Yesterday, Fast IDentity Online Alliance (FIDO) a consortium of some of the biggest names in the industry released open specifications they say will bring passwords to an end by enabling authentication through biometrics and hardware tokens.
FIDO hopes the standard will be adopted by hardware and software vendors and cloud service providers for accessing everything from cloud computing Web sites, mobile devices, servers and client software.
To enable the system be effective, biometric-enabled devices like fingerprint readers on smart phones will have to be more widespread.
The alliance president Michael Barrett, said in a statement that the achievement will define the point at which the old world order of passwords and PINs started to wither and die .
“FIDO Alliance pioneers can forever lay claim to ushering in the ‘post password’ era, which is already revealing new dimensions in Internet services and digital commerce,” he said.
Members of the Alliance include handset makers BlackBerry and Samsung Electronics; Google; RSA; chipmaker Qualcomm; mobile chip designer ARM Holdings; Microsoft; Lenovo; Toronto-based authentication provider SecureKey ; Bank of America; PayPal and Visa.
Version 1.0 of the two specifications, which can be downloaded here. One is a protocol for creating biometric authentication, while the other enables the use of second factor devices users carry such as USB tokens. The alliance says the protocols are based on public key cryptography and “are strongly resistant to phishing.”
The passwordless protocol is called the Universal Authentication Framework (UAF) protocol. A user registers their device to an online service by selecting a local authentication mechanism such as swiping a finger, looking at the camera, speaking into the mic or entering a PIN. Once registered, the user simply repeats the local authentication action whenever they need to authenticate to the service.
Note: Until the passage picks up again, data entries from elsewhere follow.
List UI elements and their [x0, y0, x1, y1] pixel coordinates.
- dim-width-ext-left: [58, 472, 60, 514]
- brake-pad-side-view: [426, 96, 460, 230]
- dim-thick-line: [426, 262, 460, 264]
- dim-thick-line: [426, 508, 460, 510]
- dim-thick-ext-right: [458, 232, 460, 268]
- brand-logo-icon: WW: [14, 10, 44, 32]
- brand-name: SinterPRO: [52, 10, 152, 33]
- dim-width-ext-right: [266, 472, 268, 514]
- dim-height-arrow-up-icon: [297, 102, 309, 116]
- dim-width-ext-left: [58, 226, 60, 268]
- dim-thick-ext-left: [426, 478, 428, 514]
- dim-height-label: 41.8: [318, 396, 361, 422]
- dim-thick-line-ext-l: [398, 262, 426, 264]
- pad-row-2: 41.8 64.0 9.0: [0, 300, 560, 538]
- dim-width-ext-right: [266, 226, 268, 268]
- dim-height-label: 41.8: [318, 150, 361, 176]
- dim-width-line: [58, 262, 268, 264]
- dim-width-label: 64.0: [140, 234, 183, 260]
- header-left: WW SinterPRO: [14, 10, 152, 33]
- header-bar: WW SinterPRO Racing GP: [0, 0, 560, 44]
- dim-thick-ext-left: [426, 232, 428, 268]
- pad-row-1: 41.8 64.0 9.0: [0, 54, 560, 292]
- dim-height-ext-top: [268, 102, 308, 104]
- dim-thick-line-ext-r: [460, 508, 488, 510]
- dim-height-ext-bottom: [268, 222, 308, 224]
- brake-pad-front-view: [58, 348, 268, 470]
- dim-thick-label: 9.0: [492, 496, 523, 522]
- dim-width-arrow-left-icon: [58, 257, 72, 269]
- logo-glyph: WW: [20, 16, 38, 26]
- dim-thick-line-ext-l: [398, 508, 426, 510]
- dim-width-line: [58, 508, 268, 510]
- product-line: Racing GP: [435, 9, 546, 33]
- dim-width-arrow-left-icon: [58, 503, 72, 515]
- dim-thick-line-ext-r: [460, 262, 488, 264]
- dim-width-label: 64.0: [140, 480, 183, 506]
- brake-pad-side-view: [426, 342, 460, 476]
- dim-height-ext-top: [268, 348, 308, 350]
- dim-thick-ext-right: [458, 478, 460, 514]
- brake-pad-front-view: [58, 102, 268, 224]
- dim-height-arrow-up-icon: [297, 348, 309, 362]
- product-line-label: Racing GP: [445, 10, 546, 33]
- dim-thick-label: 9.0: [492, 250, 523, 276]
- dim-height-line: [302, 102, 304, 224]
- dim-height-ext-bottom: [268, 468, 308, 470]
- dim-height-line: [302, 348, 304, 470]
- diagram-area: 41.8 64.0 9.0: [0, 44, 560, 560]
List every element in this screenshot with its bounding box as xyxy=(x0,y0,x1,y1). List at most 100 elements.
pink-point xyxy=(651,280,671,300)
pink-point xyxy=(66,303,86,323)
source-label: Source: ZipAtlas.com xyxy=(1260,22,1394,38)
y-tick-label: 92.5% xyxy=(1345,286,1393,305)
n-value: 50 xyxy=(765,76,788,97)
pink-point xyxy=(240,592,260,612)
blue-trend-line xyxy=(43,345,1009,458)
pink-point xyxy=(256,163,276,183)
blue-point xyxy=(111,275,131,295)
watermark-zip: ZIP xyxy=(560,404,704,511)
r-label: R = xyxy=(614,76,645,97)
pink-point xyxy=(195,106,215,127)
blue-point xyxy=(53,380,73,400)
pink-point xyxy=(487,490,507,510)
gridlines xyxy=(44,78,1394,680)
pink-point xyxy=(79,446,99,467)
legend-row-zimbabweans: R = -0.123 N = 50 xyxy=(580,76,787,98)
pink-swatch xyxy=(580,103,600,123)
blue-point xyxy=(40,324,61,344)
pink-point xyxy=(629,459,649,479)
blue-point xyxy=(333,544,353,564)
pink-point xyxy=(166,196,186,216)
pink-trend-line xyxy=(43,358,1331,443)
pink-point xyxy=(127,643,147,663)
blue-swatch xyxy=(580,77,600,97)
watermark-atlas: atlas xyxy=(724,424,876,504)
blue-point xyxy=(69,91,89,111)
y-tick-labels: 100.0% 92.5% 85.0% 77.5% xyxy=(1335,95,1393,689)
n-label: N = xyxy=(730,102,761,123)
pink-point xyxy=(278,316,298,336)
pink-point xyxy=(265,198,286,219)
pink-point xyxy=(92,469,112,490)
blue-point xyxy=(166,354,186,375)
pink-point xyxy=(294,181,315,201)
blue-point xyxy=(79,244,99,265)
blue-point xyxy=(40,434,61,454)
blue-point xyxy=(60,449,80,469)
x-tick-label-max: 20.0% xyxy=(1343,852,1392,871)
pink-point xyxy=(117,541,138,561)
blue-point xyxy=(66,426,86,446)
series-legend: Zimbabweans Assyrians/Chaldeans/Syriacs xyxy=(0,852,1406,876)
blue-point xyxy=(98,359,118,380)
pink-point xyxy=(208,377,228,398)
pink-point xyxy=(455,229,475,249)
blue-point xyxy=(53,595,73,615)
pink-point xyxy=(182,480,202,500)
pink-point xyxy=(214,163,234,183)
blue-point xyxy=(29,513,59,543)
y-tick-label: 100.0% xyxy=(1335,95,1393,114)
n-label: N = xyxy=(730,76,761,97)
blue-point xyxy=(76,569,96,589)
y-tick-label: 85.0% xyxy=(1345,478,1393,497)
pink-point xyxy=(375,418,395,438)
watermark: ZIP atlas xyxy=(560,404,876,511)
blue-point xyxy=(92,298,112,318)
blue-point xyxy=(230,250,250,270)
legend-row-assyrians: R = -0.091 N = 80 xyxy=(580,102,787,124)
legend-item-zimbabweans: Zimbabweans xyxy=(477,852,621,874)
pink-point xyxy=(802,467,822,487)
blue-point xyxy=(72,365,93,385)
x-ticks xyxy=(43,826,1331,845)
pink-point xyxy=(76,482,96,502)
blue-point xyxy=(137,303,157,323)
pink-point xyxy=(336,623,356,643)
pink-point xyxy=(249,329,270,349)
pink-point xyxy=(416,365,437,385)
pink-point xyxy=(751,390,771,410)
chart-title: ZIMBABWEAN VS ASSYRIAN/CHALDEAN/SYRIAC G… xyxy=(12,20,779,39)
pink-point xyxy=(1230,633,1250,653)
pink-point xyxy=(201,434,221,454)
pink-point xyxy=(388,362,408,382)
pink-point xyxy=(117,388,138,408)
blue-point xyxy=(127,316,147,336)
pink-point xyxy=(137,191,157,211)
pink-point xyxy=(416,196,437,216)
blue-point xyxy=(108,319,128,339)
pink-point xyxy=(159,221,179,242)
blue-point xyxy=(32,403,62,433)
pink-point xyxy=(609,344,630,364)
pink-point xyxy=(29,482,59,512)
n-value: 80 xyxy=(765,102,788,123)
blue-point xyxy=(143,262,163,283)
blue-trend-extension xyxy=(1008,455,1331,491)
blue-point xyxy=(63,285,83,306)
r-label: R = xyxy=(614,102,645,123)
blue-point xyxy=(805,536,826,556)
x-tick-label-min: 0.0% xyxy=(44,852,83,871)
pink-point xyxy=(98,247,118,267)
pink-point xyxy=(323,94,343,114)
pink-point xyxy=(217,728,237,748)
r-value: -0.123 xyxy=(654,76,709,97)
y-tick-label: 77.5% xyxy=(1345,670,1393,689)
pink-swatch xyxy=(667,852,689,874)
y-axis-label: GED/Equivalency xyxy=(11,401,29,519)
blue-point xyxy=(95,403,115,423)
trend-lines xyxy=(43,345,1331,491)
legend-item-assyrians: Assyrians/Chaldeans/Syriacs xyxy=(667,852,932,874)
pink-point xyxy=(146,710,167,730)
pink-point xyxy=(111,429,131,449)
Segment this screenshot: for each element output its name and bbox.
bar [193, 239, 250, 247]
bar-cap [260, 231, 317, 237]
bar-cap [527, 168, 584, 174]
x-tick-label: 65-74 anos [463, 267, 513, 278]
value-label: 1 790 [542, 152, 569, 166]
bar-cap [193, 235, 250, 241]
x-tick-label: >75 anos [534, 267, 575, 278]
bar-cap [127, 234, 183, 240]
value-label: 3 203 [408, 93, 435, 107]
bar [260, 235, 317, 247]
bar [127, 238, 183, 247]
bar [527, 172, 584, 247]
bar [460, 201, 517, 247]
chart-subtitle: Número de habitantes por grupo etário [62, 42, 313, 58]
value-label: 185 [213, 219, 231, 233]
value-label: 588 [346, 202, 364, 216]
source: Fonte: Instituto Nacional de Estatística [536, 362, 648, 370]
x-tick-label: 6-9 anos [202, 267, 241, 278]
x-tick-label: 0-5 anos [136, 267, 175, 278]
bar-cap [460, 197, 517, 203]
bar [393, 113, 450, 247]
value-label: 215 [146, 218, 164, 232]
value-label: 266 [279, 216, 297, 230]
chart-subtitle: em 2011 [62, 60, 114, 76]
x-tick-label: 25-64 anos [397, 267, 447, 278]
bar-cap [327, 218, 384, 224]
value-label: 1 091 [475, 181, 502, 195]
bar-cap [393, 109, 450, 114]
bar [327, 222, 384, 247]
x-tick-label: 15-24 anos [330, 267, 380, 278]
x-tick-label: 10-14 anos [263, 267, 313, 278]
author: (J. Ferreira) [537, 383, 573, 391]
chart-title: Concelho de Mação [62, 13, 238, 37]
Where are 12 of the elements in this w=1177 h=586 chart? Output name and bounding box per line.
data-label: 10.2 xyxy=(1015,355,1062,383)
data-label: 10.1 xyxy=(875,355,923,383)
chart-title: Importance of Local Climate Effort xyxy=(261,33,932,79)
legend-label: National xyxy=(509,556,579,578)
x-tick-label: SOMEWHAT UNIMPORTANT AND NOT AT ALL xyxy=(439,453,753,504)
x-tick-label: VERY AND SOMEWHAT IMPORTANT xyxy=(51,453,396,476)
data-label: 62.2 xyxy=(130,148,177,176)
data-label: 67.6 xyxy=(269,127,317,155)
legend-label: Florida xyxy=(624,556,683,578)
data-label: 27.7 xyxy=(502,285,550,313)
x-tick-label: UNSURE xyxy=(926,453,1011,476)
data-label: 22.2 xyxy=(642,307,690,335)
Multiple authentication mechanisms such as fingerprint plus PIN can be enabled.
The Universal Second Factor (U2F) protocol lets a user log in with a username and password plus demand a second factor device — a secure USB device or a device using Near Field Communications (NFC). The strong second factor allows the service to simplify its passwords without compromising security, says the alliance.
The alliance says NFC and Bluetooth extensions will be added soon.